The incident highlights the fact how local trains have lost their charm, and some may even say utility, among travellers who pitch for the swanky Delhi Metro and the air conditioned buses in the City. Started during the Asian Games in Delhi in 1982, the route known as the Ring Railway covers 35.36 kms. There are nine block stations and 13 halt stations, namely Lajpat Nagar, Sewa Nagar, Lodhi Colony, Sarojini Nagar halt, Delhi Safdarjung, Chanakyapuri halt, Sardar Patel Marg halt, Brar Square, Delhi Inderpuri halt, Narain Vihar halt, Kirti Nagar halt, Patel Nagar, Hazrat Nizamuddin, Pragati Maidan, Tilak Bridge, Shivaji Bridge, New Delhi, Sadar Bazar, Delhi Kishanganj, Vivekanandpuri, Daya Basti and Shakurbasti. 

Presently, EMU services with 10 coaches and one EMU service with 12 coaches are running on Ring Railway. Eight trains are running in clockwise direction, five in the morning, three in the evening and nine trains are running in anti-clockwise direction, six in morning and three in the evening. The total end-to-end travel time is 90 minutes. The frequency of the services is 60-90 minutes in the evening and 45-60 minutes during morning peak hours.

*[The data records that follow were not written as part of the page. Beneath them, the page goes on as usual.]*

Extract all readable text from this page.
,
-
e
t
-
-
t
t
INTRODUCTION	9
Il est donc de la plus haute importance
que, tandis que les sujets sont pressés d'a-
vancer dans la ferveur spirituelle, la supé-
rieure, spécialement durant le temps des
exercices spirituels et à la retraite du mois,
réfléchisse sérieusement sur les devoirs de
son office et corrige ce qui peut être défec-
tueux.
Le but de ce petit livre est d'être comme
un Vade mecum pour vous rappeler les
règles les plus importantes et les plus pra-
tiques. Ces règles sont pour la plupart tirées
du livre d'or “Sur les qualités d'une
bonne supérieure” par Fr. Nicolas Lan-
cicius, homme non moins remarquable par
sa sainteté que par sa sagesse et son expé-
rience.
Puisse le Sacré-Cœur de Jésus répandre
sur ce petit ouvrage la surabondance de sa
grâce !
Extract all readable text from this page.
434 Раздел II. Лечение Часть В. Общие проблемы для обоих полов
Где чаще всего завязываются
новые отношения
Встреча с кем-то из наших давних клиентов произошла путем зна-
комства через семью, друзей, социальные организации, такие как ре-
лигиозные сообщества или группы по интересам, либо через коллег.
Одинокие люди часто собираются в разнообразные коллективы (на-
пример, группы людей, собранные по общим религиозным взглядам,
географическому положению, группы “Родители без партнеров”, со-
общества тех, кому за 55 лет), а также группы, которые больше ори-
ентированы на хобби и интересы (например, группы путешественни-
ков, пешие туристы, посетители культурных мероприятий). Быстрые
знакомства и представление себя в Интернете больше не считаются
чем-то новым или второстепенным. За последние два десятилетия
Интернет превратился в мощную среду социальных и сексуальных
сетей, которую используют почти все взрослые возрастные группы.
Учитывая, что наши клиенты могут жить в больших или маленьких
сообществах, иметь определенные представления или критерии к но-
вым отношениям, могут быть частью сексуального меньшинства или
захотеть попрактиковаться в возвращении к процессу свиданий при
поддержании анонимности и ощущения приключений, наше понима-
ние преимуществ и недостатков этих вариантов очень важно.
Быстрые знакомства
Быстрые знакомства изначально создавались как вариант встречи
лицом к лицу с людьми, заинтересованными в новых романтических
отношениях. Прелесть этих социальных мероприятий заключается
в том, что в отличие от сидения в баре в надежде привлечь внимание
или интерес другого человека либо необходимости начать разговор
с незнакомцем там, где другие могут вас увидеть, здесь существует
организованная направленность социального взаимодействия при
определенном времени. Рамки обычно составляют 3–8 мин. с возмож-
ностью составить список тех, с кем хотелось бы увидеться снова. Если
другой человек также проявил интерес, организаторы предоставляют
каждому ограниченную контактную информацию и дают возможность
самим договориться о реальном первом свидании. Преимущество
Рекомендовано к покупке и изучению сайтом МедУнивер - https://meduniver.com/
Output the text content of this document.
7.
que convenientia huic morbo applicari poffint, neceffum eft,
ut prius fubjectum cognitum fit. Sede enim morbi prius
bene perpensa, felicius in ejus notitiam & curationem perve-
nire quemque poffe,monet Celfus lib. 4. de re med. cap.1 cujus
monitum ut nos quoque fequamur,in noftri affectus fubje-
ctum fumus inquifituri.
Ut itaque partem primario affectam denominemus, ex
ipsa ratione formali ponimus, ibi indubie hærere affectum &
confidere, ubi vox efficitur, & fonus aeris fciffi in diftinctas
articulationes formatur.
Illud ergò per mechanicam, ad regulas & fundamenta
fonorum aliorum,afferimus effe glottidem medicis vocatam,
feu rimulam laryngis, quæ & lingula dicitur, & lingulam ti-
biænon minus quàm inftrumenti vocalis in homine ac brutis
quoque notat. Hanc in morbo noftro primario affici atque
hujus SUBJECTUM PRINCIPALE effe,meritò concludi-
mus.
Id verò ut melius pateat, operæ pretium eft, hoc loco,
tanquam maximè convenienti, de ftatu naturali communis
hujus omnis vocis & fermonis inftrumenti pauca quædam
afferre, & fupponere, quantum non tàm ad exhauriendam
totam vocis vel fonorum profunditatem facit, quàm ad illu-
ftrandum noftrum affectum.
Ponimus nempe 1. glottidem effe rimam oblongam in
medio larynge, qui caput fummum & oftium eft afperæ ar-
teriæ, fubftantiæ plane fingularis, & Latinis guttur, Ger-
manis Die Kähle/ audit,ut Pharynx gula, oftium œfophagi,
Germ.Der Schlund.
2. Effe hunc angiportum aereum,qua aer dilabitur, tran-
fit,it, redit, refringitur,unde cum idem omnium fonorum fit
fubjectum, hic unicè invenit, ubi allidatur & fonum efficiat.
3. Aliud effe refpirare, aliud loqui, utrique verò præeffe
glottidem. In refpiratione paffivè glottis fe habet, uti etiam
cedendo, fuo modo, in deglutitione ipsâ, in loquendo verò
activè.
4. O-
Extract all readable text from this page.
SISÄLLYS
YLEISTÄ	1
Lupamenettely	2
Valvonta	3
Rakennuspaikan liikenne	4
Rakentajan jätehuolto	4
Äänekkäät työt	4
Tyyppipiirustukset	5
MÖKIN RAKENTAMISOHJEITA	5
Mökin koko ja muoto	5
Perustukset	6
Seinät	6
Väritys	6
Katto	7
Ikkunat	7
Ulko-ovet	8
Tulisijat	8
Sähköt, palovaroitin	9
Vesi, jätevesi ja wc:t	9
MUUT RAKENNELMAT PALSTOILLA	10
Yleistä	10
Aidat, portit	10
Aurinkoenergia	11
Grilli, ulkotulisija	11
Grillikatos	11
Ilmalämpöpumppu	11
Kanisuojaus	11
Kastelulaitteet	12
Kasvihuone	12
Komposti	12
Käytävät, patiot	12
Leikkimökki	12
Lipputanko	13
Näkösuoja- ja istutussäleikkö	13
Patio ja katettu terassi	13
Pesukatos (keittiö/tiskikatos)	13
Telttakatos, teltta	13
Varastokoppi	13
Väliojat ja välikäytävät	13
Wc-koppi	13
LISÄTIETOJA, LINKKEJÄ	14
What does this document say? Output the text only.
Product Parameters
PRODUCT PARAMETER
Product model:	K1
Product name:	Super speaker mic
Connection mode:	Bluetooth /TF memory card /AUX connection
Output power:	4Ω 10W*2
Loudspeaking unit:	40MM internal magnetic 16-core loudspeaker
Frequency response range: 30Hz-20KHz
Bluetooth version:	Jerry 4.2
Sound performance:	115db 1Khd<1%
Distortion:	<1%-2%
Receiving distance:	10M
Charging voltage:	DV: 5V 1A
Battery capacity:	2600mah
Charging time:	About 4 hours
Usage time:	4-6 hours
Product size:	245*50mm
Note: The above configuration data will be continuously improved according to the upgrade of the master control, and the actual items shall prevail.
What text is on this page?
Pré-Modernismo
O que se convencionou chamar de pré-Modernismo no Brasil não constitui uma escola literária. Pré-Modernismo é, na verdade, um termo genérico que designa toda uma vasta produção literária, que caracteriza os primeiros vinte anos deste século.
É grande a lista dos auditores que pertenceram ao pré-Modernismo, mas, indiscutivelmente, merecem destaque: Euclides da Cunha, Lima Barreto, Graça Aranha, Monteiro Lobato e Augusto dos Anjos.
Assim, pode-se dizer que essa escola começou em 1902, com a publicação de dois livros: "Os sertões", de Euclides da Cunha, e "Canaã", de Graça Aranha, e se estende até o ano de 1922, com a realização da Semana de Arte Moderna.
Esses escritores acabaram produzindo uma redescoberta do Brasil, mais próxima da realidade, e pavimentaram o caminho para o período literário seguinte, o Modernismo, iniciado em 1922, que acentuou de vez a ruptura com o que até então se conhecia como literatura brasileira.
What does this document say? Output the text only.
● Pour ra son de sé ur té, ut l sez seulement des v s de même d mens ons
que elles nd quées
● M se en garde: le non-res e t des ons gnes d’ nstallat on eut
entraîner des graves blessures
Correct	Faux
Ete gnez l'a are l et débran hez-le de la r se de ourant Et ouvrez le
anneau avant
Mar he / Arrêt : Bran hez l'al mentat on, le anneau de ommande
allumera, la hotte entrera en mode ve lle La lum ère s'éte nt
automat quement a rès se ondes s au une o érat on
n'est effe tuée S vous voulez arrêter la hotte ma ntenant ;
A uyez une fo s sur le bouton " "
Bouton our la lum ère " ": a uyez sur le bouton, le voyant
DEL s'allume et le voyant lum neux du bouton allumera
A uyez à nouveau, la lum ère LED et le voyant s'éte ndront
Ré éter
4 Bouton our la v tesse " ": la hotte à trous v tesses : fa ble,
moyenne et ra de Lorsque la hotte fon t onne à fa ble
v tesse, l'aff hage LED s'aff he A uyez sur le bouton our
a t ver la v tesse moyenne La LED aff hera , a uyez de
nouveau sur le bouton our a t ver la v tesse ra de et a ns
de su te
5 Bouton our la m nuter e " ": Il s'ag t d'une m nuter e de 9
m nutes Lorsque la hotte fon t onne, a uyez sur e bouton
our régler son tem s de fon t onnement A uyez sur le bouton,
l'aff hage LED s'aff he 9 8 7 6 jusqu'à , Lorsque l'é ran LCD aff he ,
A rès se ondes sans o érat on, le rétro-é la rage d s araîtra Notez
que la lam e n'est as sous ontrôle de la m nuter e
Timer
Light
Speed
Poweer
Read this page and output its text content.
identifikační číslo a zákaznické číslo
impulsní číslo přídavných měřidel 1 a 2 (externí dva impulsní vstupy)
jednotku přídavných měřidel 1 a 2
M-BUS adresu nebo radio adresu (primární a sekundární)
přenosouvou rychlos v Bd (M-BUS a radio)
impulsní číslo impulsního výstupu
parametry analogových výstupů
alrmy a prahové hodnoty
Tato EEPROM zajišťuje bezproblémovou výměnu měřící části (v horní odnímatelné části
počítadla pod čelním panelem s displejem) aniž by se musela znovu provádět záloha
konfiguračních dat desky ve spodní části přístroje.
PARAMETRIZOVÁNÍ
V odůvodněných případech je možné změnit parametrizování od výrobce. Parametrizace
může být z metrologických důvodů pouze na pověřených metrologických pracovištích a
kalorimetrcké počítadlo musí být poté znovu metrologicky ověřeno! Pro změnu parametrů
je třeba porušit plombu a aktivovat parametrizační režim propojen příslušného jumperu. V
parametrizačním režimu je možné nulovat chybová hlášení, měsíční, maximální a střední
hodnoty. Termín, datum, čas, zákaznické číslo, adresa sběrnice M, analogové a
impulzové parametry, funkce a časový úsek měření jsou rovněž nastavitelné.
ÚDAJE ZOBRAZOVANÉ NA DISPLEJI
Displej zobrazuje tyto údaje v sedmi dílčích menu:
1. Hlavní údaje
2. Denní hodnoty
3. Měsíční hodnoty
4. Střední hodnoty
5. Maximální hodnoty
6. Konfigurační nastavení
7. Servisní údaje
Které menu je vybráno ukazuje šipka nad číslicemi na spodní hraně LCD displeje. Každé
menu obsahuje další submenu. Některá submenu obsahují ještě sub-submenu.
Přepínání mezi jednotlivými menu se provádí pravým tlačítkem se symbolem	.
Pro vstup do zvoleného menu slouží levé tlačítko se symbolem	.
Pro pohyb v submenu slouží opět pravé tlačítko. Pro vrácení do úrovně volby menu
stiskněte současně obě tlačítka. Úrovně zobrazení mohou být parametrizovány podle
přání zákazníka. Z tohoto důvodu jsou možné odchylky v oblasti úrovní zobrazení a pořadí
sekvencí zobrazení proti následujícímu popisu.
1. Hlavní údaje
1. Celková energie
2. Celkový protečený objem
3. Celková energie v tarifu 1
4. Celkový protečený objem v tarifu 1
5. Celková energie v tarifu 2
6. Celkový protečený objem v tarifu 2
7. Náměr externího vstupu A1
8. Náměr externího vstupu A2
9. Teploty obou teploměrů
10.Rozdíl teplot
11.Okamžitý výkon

According to the station superintendent, who declined to tell his name as he is not authorised to speak to the media, the trains are only run in public interest. “We hardly earn anything from this service. We are operating it at a loss and cannot even bear our expenses. Not much has been done so far to popularise or promote EMU. You will only find crowds during office hours, rest of the time all these trains run empty.” 

Around 4,400 passengers utilise the Ring Railway services on an average daily and the tickets are priced at just Rs 5 to 10. During the year 2011-12, 16.40 lakh people travelled on the EMUs, which earned the Indian Railways, Rs 236.76 lakhs. 

The Delhi Safdarjung Station which is as old as the Rashtrapati Bhavan did not even have proper security measures in place. There were no Railway Protection Force (RPF) personnel deployed at the entrance, making it vulnerable to any mishap.

AS Negi, senior Public Relations Officer, Northern Railway, said, “The number of passengers travelling on local trains is very less. One of the major factors is that many stations are located at the outskirts of Delhi. So, commuting to the station becomes an issue. Also, there are no feeder bus services available for the commuters, which makes it even more unpopular.”